マヌエルは無意識のうちに、畏怖を覚えていたことに気付く。
「エドワード、彼は?」
「友人のマヌエルです。この歳で司祭――神父をやってます」
エドワードが恭しく接していることもあり、目の前の子供が只者ではないと感じた。
「まだあなたの力を信じていないようです。『奇跡』を起こして下さい」
次の瞬間、『神の子』と呼ばれた子供が宙に浮いた。
本人だけではなく、周囲の物、そしてマヌエル自身も浮いていた。
「こ、これは何がどうなって……」
「もちろん、こんなのはまだ序の口だ。この方こそ、世界を変える力を持つ者」
そしてエドワードがマヌエルに手を差し出す。
「お前も一緒に、世界を変えてみたいと思わないか?」
* * *
約束の三年が過ぎたため、ノヴァは再び現れた老人に連れて行かれた。
ノヴァをトップに立て、まずは友人を一人引き込むことに成功した。
「エドワード様。

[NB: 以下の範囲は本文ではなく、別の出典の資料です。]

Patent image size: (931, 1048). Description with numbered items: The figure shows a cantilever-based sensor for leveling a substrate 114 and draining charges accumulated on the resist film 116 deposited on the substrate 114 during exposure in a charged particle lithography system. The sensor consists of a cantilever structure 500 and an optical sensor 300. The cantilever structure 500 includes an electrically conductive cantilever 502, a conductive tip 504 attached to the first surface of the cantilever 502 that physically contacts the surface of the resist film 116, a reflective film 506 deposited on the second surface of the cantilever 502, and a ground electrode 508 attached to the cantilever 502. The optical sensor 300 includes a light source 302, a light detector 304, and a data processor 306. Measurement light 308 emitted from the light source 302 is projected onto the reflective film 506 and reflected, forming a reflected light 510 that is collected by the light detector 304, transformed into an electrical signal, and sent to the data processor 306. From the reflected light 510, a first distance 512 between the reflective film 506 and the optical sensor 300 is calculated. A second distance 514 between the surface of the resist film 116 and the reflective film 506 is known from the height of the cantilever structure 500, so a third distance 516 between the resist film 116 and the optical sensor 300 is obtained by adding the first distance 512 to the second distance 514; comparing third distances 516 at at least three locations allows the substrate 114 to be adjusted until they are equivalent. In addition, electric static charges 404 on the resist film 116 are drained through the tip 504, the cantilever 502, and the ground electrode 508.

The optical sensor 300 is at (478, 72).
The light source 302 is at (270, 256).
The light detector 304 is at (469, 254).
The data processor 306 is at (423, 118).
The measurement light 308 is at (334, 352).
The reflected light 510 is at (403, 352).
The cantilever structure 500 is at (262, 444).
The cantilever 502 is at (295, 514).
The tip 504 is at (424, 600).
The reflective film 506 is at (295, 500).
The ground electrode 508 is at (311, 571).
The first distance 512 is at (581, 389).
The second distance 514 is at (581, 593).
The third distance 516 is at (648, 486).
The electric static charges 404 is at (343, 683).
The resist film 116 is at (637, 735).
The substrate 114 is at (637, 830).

お客様がお見えです」
「通せ、ローゼンクロイツ」
この日、自分が募った同志がこの場に揃う。
「エド坊が何か面白いこと始めるみたいだから、ちょっと見させてもらおうと思ってね」
「お前はそういう女だったな、エルザ」
どうみても十二歳くらいにしか見えない少女が最初に入ってくる。
「エドワード、彼女は?」
「お前と同じ聖職者だ。シスター・エルザ。こう見えて、契約者養成校であるイタリアの聖カテリーナアカデミーの校長を務めている」
そして、最後の一人は気付いたらそこにいた。
「来てくれたか、アーサー」
「あくまで我が目的のためだ」
アーサーと呼ばれた若い男が告げる。
「アーサー・クロウリー。かの魔術師の末裔だ」
「ふふ、面白いメンバーね」
「あとは、総帥だが……今はいない。代理でローゼンクロイツが来ている」
マヌエルだけが顔を強張らせた。この中で、総帥の顔を知っているのは彼だけだからだ。
「総帥……何、エド坊。組織ごっこでもやるのかしら?」
「ごっこではない。下準備は整った」
エドワードが告げる。
「あと五人の同志に声を掛けている。彼らが来れば十人」
いずれも、世界で名を轟かせている有名人だという。かく言うエドワード自身も、オックスフォード大学主席卒業、英国王室に連なる貴族の家柄だ。
「世界を変える十人だ」
こうして、十人評議会が誕生した。